Struggling with daylight savings? Imagine the chaos if we had to subtract a second from global clocks instead! A new study reveals how climate change is literally warping time itself by altering Earth’s rotation speed – and delaying a potential tech apocalypse caused by 'negative leap seconds.'
When Atomic Clocks and Planet Earth Disagree
Since 1972, we’ve added 27 leap seconds to Coordinated Universal Time (UTC) to sync ultra-precise atomic clocks with Earth’s slightly sluggish spin. But now, our planet is pulling a surprise plot twist: it’s speeding up! Melting polar ice from global warming redistributes mass, counteracting the Earth’s natural slowdown and pushing back the need for history’s first-ever 59-second minute from 2026 to 2029.

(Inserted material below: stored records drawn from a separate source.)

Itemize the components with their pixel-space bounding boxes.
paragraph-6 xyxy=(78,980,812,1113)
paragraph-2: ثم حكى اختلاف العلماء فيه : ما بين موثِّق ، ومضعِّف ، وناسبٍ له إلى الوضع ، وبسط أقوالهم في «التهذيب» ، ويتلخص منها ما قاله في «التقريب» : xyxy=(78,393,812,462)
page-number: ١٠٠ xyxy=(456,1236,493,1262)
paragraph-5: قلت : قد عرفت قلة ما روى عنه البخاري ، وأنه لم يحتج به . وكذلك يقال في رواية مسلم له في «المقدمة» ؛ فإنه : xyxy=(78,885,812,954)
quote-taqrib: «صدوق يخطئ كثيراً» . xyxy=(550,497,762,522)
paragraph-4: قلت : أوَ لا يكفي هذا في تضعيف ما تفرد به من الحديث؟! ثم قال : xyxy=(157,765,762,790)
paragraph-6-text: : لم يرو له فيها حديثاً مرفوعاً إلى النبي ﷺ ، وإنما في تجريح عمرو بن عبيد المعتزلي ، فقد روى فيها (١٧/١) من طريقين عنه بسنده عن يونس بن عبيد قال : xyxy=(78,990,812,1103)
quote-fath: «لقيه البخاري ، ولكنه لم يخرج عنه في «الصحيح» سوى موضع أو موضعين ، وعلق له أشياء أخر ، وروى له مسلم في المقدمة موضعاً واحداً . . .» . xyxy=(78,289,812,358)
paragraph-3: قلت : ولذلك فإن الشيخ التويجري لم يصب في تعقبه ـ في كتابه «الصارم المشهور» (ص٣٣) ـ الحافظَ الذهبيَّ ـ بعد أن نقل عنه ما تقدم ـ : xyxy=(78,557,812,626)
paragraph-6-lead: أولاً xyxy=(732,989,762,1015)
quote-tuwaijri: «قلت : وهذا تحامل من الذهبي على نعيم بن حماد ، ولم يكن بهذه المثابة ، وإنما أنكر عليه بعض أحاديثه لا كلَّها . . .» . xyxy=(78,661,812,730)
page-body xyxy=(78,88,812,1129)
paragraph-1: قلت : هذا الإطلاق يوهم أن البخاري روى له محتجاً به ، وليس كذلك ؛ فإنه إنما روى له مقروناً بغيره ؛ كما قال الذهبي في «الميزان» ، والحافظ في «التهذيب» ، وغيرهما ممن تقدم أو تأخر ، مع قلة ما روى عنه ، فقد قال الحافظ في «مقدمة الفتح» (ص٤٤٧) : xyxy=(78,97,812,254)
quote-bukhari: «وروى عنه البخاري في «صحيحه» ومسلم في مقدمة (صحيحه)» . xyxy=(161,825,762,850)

Why Tech Experts Are Sweating
'Many computer programs assume all leap seconds are positive – rewriting them would be like changing engines mid-flight,' says Duncan Agnew, lead author of the Nature study. A negative leap second could crash financial systems, power grids, and your late-night TikTok scroll .
Core Issues & Icy Solutions
Earth’s molten core also impacts rotation speed, creating a planetary tug-of-war between geological forces and climate change. Who knew saving glaciers might accidentally save our digital infrastructure? Timekeepers now race to update global protocols before the clock literally runs out.